19Dans les semaines qui ont suivi, il a pu peu à peu se poser, s’apaiser, trouver sa place, même si par moments il continue à nous agacer. Et si sa situation persiste à revenir régulièrement en réunion de reprise, c’est beaucoup plus positif. Ça a continué comme cela jusqu’aux vacances d’été. Nous savions qu’il devait aller en Algérie. À la rentrée, c’est moi qui lui ouvre la porte. Il a changé physiquement. Il a grandi et est plus élancé. Je lui en fais part : « Dis donc, t’as maigri et grandi. T’es superbe ! » Je lis dans son regard un mélange d’étonnement et de plaisir. Il me dit : « Ah bon ? Comment que t’as vu ça ? C’est vrai, j’ai maigri, je me sens mieux. » Nous ressentons une émotion partagée.
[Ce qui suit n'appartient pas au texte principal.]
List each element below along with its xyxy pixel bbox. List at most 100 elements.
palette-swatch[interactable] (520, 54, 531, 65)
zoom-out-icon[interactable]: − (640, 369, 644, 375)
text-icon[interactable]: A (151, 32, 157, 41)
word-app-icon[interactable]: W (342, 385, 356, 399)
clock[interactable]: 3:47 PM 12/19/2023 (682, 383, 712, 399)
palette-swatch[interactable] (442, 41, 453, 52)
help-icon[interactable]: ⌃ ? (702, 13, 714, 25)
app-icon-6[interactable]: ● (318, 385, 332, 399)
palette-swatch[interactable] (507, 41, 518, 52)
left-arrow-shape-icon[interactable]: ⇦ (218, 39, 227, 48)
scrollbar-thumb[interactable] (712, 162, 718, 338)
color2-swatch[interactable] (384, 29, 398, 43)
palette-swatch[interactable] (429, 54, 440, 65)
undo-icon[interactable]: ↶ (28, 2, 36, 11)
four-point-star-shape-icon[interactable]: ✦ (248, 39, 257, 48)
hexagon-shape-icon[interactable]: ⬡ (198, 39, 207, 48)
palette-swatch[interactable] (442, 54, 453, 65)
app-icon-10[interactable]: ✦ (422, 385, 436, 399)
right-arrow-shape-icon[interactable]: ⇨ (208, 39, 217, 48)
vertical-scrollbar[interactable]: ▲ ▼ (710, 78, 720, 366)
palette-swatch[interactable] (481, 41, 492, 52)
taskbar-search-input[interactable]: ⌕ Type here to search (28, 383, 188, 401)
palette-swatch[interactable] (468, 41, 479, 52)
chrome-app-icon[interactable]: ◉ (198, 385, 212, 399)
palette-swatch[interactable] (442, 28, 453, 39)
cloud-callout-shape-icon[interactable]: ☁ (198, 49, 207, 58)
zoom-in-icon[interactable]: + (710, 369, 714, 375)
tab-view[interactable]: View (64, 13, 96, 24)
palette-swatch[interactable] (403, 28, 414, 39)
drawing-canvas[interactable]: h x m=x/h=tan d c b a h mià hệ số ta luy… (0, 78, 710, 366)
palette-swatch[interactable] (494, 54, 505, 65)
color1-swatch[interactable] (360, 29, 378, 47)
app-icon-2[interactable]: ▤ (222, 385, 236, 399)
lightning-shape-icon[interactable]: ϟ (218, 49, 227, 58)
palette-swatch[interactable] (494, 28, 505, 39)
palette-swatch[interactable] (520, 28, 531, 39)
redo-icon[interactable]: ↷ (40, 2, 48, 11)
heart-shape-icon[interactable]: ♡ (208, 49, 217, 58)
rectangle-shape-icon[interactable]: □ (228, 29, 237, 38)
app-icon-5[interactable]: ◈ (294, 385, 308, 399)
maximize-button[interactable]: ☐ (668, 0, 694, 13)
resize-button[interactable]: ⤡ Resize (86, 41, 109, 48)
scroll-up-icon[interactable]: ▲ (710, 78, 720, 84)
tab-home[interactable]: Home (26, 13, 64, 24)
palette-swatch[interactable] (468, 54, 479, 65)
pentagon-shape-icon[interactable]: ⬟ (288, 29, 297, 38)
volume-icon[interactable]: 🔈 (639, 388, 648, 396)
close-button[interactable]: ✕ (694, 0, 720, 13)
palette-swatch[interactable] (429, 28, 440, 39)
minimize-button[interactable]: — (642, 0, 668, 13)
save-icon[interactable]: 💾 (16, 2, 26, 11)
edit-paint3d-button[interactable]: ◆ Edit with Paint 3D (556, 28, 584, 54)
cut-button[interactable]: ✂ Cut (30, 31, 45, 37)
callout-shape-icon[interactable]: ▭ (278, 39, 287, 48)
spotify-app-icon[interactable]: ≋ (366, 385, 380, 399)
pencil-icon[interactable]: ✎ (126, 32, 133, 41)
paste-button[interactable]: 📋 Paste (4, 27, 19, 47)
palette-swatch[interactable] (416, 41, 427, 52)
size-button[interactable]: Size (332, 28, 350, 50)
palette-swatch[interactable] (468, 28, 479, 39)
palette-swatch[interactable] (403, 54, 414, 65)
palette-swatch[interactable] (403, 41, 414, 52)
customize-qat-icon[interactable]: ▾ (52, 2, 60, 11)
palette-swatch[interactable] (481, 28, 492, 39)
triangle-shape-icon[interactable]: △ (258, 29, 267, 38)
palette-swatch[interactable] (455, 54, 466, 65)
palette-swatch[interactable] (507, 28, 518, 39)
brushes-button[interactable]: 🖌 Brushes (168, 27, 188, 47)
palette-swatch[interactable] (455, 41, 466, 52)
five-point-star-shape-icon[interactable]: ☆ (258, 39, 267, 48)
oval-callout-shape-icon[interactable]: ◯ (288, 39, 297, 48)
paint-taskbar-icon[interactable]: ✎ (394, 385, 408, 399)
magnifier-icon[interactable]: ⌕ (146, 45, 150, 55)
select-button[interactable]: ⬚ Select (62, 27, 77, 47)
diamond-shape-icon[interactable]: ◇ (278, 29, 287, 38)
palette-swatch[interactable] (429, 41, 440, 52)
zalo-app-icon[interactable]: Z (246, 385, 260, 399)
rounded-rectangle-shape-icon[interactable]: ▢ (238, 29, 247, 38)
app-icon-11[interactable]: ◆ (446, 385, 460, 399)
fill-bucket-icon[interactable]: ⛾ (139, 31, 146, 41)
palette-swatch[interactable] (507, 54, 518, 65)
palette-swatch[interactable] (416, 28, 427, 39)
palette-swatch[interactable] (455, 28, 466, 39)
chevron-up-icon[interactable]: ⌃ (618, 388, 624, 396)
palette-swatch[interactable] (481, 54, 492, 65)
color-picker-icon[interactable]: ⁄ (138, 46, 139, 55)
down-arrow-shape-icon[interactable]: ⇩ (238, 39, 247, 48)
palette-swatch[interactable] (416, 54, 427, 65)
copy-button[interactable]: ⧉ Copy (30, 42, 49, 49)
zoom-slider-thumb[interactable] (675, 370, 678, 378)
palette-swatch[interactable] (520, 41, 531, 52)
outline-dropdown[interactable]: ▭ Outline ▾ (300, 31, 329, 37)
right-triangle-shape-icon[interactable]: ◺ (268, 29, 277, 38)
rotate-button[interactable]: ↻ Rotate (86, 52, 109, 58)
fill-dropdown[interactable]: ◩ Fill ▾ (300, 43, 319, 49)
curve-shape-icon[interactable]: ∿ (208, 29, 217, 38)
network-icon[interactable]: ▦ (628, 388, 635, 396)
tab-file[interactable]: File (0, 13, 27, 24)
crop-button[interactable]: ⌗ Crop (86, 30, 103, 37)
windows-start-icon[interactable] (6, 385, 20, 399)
Je sens combien notre relation transférentielle est forte. Malheureusement, durant l’été il avait déménagé en banlieue et venait nous annoncer qu’il ne pourrait plus venir nous voir. Depuis, je ne sais pas ce qu’il est devenu. A-t-il pu continuer à se poser et à oser s’attacher aux autres ?
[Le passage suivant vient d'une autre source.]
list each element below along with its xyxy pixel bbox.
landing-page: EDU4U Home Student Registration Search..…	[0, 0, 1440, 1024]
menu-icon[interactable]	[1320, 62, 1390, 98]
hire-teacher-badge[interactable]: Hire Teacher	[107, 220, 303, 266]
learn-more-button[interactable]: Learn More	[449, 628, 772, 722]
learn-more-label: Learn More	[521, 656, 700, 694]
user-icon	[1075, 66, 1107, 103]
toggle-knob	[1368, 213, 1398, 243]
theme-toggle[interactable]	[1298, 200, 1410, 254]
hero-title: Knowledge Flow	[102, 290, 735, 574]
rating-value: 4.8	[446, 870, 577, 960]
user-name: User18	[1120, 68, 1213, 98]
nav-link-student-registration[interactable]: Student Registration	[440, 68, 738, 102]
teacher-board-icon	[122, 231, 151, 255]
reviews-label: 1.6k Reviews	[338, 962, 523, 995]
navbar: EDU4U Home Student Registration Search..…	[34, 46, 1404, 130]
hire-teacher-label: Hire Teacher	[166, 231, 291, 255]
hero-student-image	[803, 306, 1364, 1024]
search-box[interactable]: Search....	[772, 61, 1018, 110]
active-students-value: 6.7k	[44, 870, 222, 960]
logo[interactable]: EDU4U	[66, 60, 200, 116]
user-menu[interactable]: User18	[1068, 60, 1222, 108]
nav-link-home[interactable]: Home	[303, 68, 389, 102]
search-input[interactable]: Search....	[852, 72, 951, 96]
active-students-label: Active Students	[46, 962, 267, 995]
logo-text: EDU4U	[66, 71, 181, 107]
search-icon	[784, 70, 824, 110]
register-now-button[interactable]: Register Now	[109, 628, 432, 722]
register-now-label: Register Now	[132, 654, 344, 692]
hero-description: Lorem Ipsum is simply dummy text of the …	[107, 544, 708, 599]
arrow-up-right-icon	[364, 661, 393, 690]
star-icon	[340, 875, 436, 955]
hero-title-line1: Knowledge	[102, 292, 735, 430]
20En tout cas, j’ai le sentiment que, malgré tout ce contre-transfert négatif qu’il induisait et qui me donnait tellement envie de le soigner du côté du « cure », de l’éradication du symptôme, de la normalisation pour ne pas dire de la rééducation normative, avec tout ce que cela comporte de connotation totalitaire pour moi, nous avons réussi à prendre soin de lui, et ce faisant, lui redonnant une dimension de sujet singulier, à resituer le symptôme dans son histoire singulière et sa psychodynamique propre. Pour finalement lui permettre sinon de se passer de son symptôme, du moins de l’atténuer fortement.
Épilogue
21Je pense que dans cette prise en charge, nous avons permis à Moussa de faire un réel travail d’élaboration psychique, même si nous ne lui avons pas exprimé verbalement l’« interprétation » du trauma de l’abandon. Ce travail d’élaboration lui a néanmoins donné la possibilité de résoudre en partie son conflit psychique, de se risquer à nouveau à la rencontre de l’autre et même de supporter la séparation sans que ce soit pour autant un arrachement.
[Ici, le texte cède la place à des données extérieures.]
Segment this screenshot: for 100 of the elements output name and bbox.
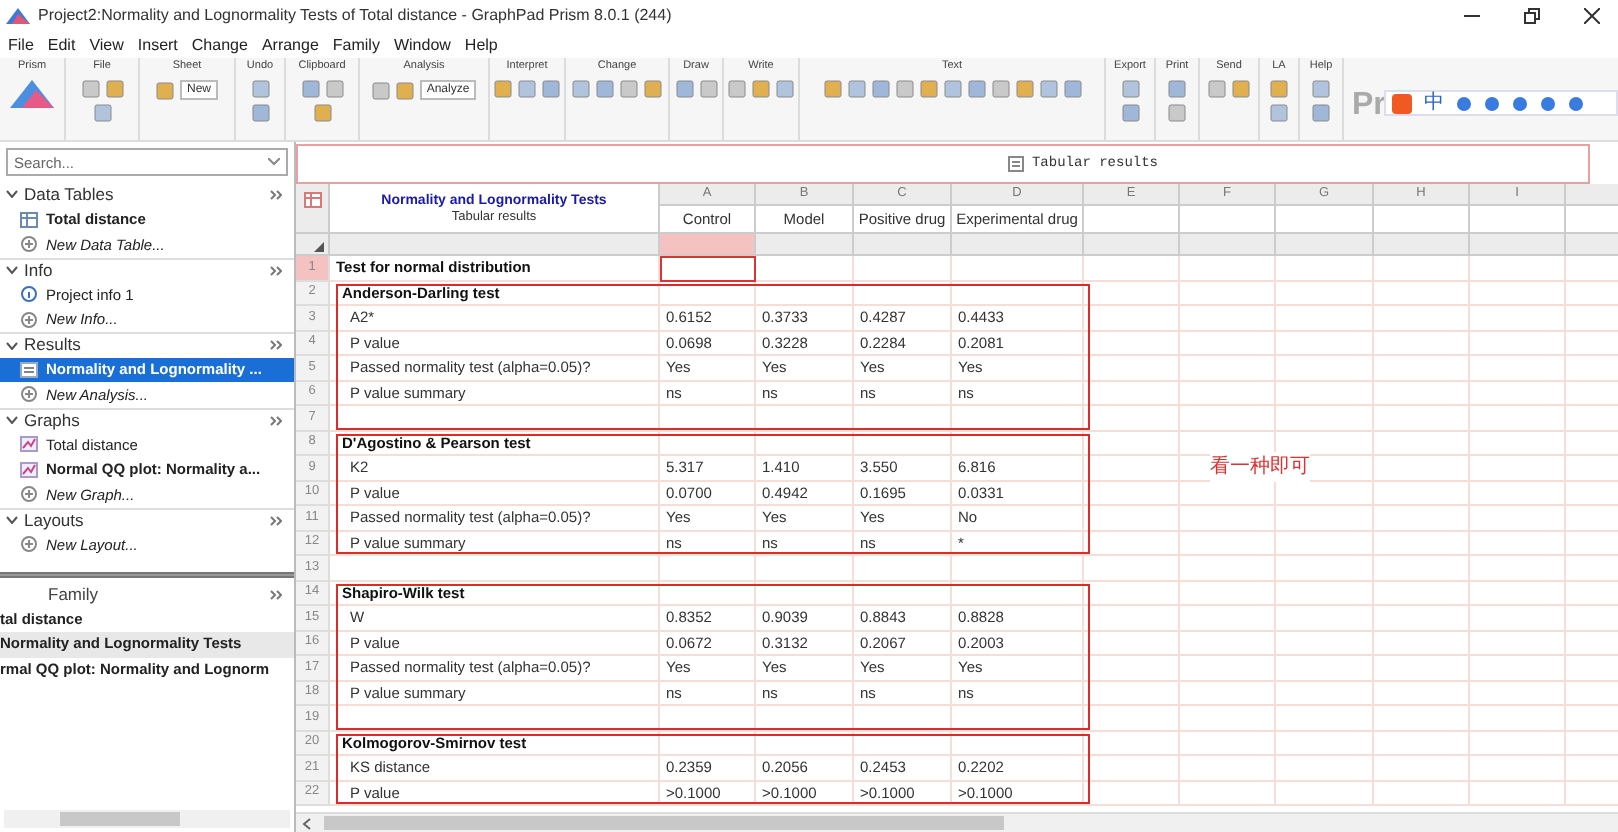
table-cell [1180,556,1276,581]
table-cell [1180,656,1276,681]
table-cell [1180,381,1276,406]
table-cell [1470,556,1566,581]
collapse-icon[interactable] [6,516,18,525]
table-cell [1374,381,1470,406]
menu-item[interactable]: Window [393,33,451,57]
menu-item[interactable]: Family [332,33,380,57]
info-icon [20,286,38,303]
scroll-thumb[interactable] [60,812,180,826]
product-logo: Pr [1352,86,1386,126]
table-cell [1276,756,1374,781]
chevrons-icon[interactable] [270,189,282,200]
table-cell [1374,356,1470,381]
close-icon[interactable] [1584,8,1600,24]
add-icon [20,236,38,253]
menu-item[interactable]: Help [464,33,498,57]
table-cell [1470,631,1566,656]
collapse-icon[interactable] [6,190,18,199]
table-cell[interactable] [1470,206,1566,234]
table-cell [1276,681,1374,706]
table-cell [1276,406,1374,431]
table-cell [1180,706,1276,731]
table-cell [1084,731,1180,756]
select-all-icon[interactable] [314,242,324,252]
table-cell [1084,331,1180,356]
table-cell [1276,581,1374,606]
table-cell [952,281,1084,306]
table-cell [1374,331,1470,356]
table-cell [756,581,854,606]
table-cell [1374,706,1470,731]
chevrons-icon[interactable] [270,589,282,599]
table-cell[interactable] [1374,206,1470,234]
table-cell [1180,606,1276,631]
menu-item[interactable]: Arrange [261,33,319,57]
table-cell [1374,581,1470,606]
menu-item[interactable]: Insert [137,33,178,57]
dropdown-icon[interactable] [268,158,280,166]
menu-item[interactable]: File [8,33,34,57]
table-cell [1180,281,1276,306]
chevrons-icon[interactable] [270,265,282,276]
chevrons-icon[interactable] [270,515,282,526]
table-cell [1374,756,1470,781]
table-cell [1470,331,1566,356]
collapse-icon[interactable] [6,416,18,425]
prism-logo-icon[interactable] [10,80,54,108]
section-header[interactable]: Results [24,332,81,359]
scroll-thumb[interactable] [324,816,1004,830]
list-icon [20,361,38,378]
section-header[interactable]: Layouts [24,507,84,534]
chevrons-icon[interactable] [270,415,282,426]
ime-mode-label[interactable]: 中 [1424,93,1444,113]
section-header[interactable]: Data Tables [24,181,114,208]
table-cell [854,406,952,431]
scrollbar[interactable] [4,810,290,828]
table-cell [1084,556,1180,581]
table-cell [952,706,1084,731]
splitter[interactable] [0,571,294,577]
chevrons-icon[interactable] [270,340,282,351]
table-cell [756,406,854,431]
table-cell [1084,356,1180,381]
collapse-icon[interactable] [6,341,18,350]
table-cell [1470,406,1566,431]
table-cell [660,731,756,756]
section-header[interactable]: Graphs [24,407,80,434]
table-cell [1276,706,1374,731]
menu-item[interactable]: Edit [47,33,76,57]
table-cell [1084,406,1180,431]
table-cell [1470,381,1566,406]
table-cell [1374,481,1470,506]
collapse-icon[interactable] [6,266,18,275]
table-cell [660,281,756,306]
table-cell[interactable] [1180,206,1276,234]
table-cell [1180,406,1276,431]
table-cell [1374,781,1470,806]
menu-item[interactable]: Change [191,33,248,57]
active-cell[interactable] [660,256,756,281]
section-header[interactable]: Info [24,257,53,284]
scrollbar[interactable] [296,812,1618,832]
table-cell [1180,681,1276,706]
table-cell [660,706,756,731]
table-cell [1470,731,1566,756]
table-cell [1276,631,1374,656]
menu-item[interactable]: View [89,33,124,57]
table-cell [1374,456,1470,481]
table-cell [1470,581,1566,606]
table-cell [1084,306,1180,331]
table-cell [1276,506,1374,531]
table-cell [756,706,854,731]
table-cell[interactable] [1276,206,1374,234]
table-icon [20,211,38,228]
ime-toolbar[interactable]: 中 [1384,90,1618,116]
restore-icon[interactable] [1524,8,1540,24]
graph-icon [20,436,38,453]
table-cell[interactable] [1084,206,1180,234]
scroll-left-icon[interactable] [302,817,312,829]
table-cell [1276,606,1374,631]
table-cell [1374,281,1470,306]
toolbar-icon[interactable] [156,81,175,99]
table-cell [1084,606,1180,631]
22Le fait que dans l’équipe, Catherine et moi soyons formés et pratiquions le psychodrame nous a certainement aidés à inventer cette modalité de travail. Modalité où le travail dans le transfert passe surtout dans le jeu, dans l’agi, avec un minimum de verbalisation. C’est aussi cette pratique qui nous a permis de tenir tout naturellement des rôles distincts, de jouer le clivage sans tomber dedans, et de nous départir d’une position trop homogène qui aurait pu être très persécutrice, voire perverse eu égard à ce qu’il induisait chez chacun de nous.
23Le fait que nous ayons pu exprimer ouvertement ce contre-transfert négatif ainsi que l’agressivité et le rejet qu’il provoquait nous a permis de nous mettre au travail. Parce que nous l’avons placé dans le champ du transfert, et il s’agissait donc de le travailler et non de le subir.
24Enfin, nous avons pu supporter de nous engager sur une durée relativement conséquente en prenant le risque que cela n’ait pas d’effet, puisque l’efficacité de ce travail clinique ne peut se juger que dans l’après-coup et n’est jamais acquise d’avance.